The traditional knock on the supergroup is that too many chef's spoil the broth. That it is the singular unique voice that makes the solo artist powerful and the collection of them, well, not. The New Pornographers have managed to sidestep this by staying less of a supergroup and more of a songwriters circle. Hence, the sound is less of collective and cohesion and one more of mutual respect around a set theme. I've never been in a songwriters circle, so I can only imagine that it must be something like a writer's workshop matched with an olympic-caliber dishwashing pair -- you wash, I'll dry. Still, despite the impressive lineup, the group has always felt like Carl Newman's brainchild -- the neo-Specter power-pop is usually fronted by Newman with aid from Dan Bejar & Neko Case. If everyone else is washing the dishes, Carl's usually dirtied them.

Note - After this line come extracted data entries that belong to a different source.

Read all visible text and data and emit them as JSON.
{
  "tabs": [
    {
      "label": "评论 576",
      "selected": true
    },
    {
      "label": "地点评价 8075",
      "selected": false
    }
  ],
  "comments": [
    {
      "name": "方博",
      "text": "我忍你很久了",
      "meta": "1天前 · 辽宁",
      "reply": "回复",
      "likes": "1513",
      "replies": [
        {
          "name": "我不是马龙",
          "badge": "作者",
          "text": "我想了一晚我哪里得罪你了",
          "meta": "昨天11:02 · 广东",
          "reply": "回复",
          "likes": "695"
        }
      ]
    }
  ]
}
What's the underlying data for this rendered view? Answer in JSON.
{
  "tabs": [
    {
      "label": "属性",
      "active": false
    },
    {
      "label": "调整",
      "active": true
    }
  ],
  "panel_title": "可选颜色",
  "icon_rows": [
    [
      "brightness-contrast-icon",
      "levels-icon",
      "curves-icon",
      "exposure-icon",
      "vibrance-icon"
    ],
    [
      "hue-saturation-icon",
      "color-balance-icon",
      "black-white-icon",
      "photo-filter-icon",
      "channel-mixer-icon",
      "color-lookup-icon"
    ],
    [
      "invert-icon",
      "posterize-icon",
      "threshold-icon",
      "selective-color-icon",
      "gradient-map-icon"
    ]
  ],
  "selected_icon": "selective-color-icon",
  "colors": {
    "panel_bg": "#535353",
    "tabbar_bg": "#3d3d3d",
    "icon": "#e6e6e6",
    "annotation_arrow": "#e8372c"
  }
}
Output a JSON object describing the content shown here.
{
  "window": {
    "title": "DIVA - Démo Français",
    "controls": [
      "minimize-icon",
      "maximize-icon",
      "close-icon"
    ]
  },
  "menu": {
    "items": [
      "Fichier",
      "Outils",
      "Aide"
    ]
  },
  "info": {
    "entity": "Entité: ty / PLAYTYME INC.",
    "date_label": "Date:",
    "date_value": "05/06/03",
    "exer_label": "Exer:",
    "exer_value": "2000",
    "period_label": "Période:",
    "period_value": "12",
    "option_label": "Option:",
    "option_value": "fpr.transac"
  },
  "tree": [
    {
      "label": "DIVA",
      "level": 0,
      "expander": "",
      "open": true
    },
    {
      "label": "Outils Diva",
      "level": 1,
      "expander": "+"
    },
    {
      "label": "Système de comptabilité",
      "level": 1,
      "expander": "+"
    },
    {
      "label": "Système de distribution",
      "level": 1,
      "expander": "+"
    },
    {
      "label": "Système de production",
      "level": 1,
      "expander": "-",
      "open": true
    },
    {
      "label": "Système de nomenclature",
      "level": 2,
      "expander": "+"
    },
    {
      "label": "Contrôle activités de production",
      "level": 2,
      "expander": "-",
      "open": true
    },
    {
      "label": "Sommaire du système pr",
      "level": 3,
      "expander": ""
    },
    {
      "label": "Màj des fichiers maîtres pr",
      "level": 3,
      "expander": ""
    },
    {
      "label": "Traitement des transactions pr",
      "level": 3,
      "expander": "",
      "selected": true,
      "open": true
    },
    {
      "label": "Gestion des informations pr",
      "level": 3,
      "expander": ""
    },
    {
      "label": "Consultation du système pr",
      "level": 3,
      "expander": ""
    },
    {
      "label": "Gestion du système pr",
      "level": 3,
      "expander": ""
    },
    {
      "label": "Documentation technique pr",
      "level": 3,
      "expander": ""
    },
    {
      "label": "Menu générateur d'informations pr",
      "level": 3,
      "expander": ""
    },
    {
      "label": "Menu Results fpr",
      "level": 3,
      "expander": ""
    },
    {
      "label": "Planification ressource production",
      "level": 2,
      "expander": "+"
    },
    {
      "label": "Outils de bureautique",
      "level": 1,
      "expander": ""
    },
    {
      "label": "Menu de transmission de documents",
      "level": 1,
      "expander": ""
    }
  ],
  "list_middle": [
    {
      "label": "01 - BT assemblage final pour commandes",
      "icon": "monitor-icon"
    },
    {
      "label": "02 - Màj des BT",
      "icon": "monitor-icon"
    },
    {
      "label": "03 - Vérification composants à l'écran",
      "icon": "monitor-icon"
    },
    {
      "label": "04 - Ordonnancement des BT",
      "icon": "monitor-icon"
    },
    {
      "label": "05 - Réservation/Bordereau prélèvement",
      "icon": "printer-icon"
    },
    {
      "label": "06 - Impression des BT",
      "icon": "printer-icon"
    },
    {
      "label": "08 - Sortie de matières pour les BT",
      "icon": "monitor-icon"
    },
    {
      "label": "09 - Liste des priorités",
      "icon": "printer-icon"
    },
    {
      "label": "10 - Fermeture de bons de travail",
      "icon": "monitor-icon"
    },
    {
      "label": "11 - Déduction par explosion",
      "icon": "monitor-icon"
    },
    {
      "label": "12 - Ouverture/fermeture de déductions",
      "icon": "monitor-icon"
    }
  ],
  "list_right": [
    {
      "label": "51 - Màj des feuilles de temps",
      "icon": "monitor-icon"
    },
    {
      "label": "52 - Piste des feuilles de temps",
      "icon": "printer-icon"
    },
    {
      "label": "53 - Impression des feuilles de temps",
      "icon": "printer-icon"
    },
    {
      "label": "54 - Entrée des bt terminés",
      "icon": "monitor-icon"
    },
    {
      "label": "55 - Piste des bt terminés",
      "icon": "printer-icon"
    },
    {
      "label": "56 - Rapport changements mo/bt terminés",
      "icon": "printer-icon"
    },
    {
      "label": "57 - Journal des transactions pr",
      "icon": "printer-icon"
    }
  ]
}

Being a huge Destroyer and Neko fan, it's kept me from getting into The New Pornographers a bit. Sure, I've always thought they had some exquisite tunes ("From Blown Speakers" comes immediately to mind. But to think that their new LP Together was going to be anything aside from a continuing exploration into the pop landscape that the Canucks have plowed is perhaps the wrong way to go about it.
Together, like their other albums, sounds almost antiquated in the post-OK Computer landscape. It's not organized around a theme. There's no narrative. The lineup is in flux. It's a collection of songs. And true to form, there are some real jewels like "Sweet Talk, Sweet Talk," "Your Hands (Together)," even "Valkyrie in the Roller Disco" (which seems to reach a bit further with the title than the song capitalizes on). And frankly, you'll feel the same way about this album as you did after the first few. Admit it, you weren't sure what all the fuss was about either.
But to feel that this album is supposed to be revolutionary or shake the foundations of what you listen to or even jump its way into the top 5 of your year is kind of missing the point. The New Pornographers don't have any beef or world to shake. What's immediately obvious from this album is that they just love playing/writing together. And really, what's wrong with that?